U.S.-backed Nicaraguan rebels have raised slightly more than $3 million from U.S. and foreign individuals and foreign "political sectors" since Congress cut off U.S. financing last May, according to the top rebel leader.
These funds, along with credit for $900,000 in military supplies from a foreign company, have kept the insurgent forces going and allowed their ranks to swell since the Central Intelligence Agency was forced to halt its open payments, said the leader, Adolfo Calero of the Nicaraguan Democratic Force.
The declarations by Calero, president of the Nicaraguan Democratic Force directorate, marked the most detailed explanation the rebels have offered to date of how they have maintained their war against Nicaragua's Sandinista rulers since Congress refused to provide further CIA funds for the cause.
In an interview here, Calero said that rebel efforts have been helped by the rapid devaluation of Nicaraguan currency on the local black market, and by increased rebel captures of government ammunition stores during raids inside Nicaragua.
While he offered figures on the amount of money currently available to his group, however, Calero declined to give a precise description of the "political sectors" or individuals he said were supplying the funds. But the rebel leader, formerly owner of a Coca-Cola bottling plant in Managua, said the CIA has not arranged the financing to skirt congressional restrictions on direct U.S. financing. This also is true of the military equipment purchased on credit, he added.
"It was our own contact," he said of the company, which he declined to identify.
"The U.S. government may have influence, but I don't think that for $900,000 in credit it would be worth risking a violation of the law."
The CIA reportedly has given advice to rebel leaders on how to raise funds but has not routed U.S. money to them since spring, when a congressionally approved appropriation of $24 million for fiscal 1984 ran out. The $24 million was the last of an estimated $80 million in approved CIA funds used to back the contras since 1981.
Calero described subsequent rebel financing as coming from a broad array of individuals and organizations, some in the United States and others abroad. Some, he indicated, are connected with Venezuelan political parties, but no one source is predominant.
"We have been able to obtain support from people who do not only give lip service to democracy, but who do something about it," he said.
Calero denied press reports that the governments of Israel, Taiwan, Guatemala, Venezuela or Argentina are providing funds to the Nicaraguan Democratic Force, known by its Spanish initials FDN, and that rebel supporters had gathered more than $10 million from these and other sources. The governments of the five countries also have denied contributing funds.

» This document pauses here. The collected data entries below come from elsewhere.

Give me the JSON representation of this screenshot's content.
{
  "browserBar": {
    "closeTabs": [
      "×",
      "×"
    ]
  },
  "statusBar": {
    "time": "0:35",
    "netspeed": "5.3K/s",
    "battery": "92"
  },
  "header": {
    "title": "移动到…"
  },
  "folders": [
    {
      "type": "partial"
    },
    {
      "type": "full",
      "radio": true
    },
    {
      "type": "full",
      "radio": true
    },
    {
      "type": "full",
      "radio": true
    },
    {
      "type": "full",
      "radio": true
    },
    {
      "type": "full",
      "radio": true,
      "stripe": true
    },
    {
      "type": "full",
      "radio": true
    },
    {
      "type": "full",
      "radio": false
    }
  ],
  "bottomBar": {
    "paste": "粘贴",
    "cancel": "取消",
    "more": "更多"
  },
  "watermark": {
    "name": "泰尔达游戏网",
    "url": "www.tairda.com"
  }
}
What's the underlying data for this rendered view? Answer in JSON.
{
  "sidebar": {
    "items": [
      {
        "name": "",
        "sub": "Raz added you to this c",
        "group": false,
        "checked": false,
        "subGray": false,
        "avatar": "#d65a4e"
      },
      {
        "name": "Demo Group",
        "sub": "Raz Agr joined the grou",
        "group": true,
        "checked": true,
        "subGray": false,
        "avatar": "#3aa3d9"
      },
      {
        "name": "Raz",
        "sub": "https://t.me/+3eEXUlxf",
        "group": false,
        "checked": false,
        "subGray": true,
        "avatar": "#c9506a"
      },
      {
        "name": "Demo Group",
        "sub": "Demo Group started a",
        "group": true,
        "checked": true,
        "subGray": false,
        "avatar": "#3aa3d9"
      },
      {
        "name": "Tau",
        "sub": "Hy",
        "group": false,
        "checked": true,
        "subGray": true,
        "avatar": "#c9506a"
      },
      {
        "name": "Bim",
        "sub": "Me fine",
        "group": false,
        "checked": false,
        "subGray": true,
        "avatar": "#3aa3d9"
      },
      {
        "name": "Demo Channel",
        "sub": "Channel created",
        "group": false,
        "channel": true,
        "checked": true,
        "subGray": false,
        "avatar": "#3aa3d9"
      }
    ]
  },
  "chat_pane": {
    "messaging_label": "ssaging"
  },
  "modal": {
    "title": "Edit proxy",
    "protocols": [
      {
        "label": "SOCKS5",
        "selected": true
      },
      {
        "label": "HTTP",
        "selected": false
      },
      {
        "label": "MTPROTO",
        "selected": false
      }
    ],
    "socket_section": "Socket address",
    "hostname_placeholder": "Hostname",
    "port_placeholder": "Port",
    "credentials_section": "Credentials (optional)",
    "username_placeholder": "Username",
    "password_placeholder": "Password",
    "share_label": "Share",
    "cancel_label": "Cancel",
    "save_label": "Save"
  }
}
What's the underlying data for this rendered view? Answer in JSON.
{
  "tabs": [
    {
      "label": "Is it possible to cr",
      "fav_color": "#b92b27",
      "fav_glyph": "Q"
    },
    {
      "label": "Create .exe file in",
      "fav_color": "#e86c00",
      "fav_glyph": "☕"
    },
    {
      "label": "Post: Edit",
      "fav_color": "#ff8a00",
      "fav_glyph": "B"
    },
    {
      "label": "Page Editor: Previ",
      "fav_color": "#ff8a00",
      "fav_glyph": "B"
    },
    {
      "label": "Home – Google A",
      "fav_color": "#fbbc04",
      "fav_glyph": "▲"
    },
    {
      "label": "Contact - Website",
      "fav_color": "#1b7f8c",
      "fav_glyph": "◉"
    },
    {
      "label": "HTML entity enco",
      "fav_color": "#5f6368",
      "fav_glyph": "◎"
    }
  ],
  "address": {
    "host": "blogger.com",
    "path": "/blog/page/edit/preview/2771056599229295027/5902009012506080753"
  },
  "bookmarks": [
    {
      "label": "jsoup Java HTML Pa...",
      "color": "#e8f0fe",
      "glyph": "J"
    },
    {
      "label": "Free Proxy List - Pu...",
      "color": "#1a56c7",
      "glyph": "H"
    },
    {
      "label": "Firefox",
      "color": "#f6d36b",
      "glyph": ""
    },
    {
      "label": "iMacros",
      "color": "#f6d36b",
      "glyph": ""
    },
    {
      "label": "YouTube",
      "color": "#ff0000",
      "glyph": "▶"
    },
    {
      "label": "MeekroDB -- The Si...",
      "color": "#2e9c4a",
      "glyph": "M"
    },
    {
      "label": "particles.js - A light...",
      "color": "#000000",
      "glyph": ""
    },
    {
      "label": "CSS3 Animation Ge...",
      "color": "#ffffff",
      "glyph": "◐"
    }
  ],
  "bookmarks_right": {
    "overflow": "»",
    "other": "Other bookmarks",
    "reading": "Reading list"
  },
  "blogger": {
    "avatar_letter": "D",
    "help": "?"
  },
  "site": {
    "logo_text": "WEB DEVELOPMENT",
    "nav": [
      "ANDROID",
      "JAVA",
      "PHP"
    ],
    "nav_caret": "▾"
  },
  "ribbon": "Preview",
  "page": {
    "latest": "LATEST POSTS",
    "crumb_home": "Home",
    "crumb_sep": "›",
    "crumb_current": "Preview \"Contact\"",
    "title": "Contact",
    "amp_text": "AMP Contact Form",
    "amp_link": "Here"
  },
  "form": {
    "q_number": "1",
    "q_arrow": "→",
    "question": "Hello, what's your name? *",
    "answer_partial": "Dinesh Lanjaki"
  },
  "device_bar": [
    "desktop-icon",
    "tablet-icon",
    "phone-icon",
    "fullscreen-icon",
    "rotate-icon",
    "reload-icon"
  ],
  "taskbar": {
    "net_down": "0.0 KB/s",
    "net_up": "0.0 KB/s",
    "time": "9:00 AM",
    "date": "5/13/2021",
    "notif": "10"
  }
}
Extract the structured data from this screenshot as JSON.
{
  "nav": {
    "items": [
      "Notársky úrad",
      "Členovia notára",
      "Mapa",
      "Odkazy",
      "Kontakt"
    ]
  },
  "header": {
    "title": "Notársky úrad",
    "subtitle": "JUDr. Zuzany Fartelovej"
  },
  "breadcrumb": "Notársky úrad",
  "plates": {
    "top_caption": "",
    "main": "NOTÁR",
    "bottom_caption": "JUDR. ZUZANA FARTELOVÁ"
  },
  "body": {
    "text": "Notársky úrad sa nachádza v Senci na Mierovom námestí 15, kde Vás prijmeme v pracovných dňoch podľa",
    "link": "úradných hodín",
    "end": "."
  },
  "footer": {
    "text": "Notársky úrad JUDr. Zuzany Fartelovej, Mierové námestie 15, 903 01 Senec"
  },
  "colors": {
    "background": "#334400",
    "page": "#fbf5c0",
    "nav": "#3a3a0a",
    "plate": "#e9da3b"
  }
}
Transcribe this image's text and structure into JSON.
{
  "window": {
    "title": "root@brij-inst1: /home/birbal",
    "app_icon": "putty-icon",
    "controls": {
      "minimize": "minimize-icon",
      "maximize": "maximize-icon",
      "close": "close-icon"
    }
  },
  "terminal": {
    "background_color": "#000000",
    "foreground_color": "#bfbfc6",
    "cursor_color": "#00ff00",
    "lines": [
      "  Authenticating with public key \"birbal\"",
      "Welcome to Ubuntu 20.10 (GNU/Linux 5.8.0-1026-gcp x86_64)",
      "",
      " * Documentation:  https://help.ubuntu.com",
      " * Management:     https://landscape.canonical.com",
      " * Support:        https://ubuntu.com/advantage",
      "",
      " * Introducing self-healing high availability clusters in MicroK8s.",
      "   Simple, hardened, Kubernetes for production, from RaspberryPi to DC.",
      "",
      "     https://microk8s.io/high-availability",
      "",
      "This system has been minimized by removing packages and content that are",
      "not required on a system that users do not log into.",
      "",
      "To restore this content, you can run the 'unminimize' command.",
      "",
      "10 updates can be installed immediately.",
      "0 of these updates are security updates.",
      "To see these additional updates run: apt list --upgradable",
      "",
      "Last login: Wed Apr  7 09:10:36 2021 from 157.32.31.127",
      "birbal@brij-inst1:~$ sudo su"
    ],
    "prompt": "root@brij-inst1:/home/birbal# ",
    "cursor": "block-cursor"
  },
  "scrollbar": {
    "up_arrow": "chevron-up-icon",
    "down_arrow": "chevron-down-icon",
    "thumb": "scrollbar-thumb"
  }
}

But while not naming any particular countries, Calero said individuals with "influence" or access to public funds or equipment, which he described as "political sectors," have provided some of the more than $3 million.
As Congress was debating the fund cutoff last spring, Calero and other rebel leaders expressed fear they would have to reduce or halt their guerrilla warfare against the Sandinistas unless CIA money kept coming. Calero said yesterday that the rebels' efforts to raise money on their own were "more successful than we thought we would be."
Calero's brother, Mario, said in a separate telephone conversation from New Orleans that small U.S. contributions have grown since the recent publicity surrounding the ill-fated attempt by an Alabama-based veterans group to provide supplies and pilots to FDN forces. Two of the Americans were killed Sept. 1 when their helicopter was shot down over northern Nicaragua.
Adolfo Calero, whose group is the largest and most active rebel organization, said a U.S. businessman and lawyer has launched a separate drive to raise another $5 million on behalf of the FDN in the next few months. This can be done without violating U.S. neutrality laws, he asserted.
Calero nevertheless expressed hope that Congress will reverse its refusal to approve more CIA financing, the main support of the rebel activities since their struggle commenced on a large scale in 1982. In refusing an administration request for $28 million for fiscal 1985, Congress also barred any other U.S. funds from being spent on the rebel movement until legislators reconsider the issue in February.
Calero said rapid devaluation of Nicaragua's currency, the cordoba, and an increase in captured ammunition for the insurgents' AK47 assault rifles also have contributed heavily to sustaining rebel strength following the CIA funding cutoff.
Because rebel forces have captured Sandinista ammunition stores, he added, "we have not purchased one single round of AK ammunition since months and months ago." At the same time, he said the cordoba's decline in value has meant that each dollar provides more maintenance for the 14,000 rebels who he said remain permanently inside Nicaragua.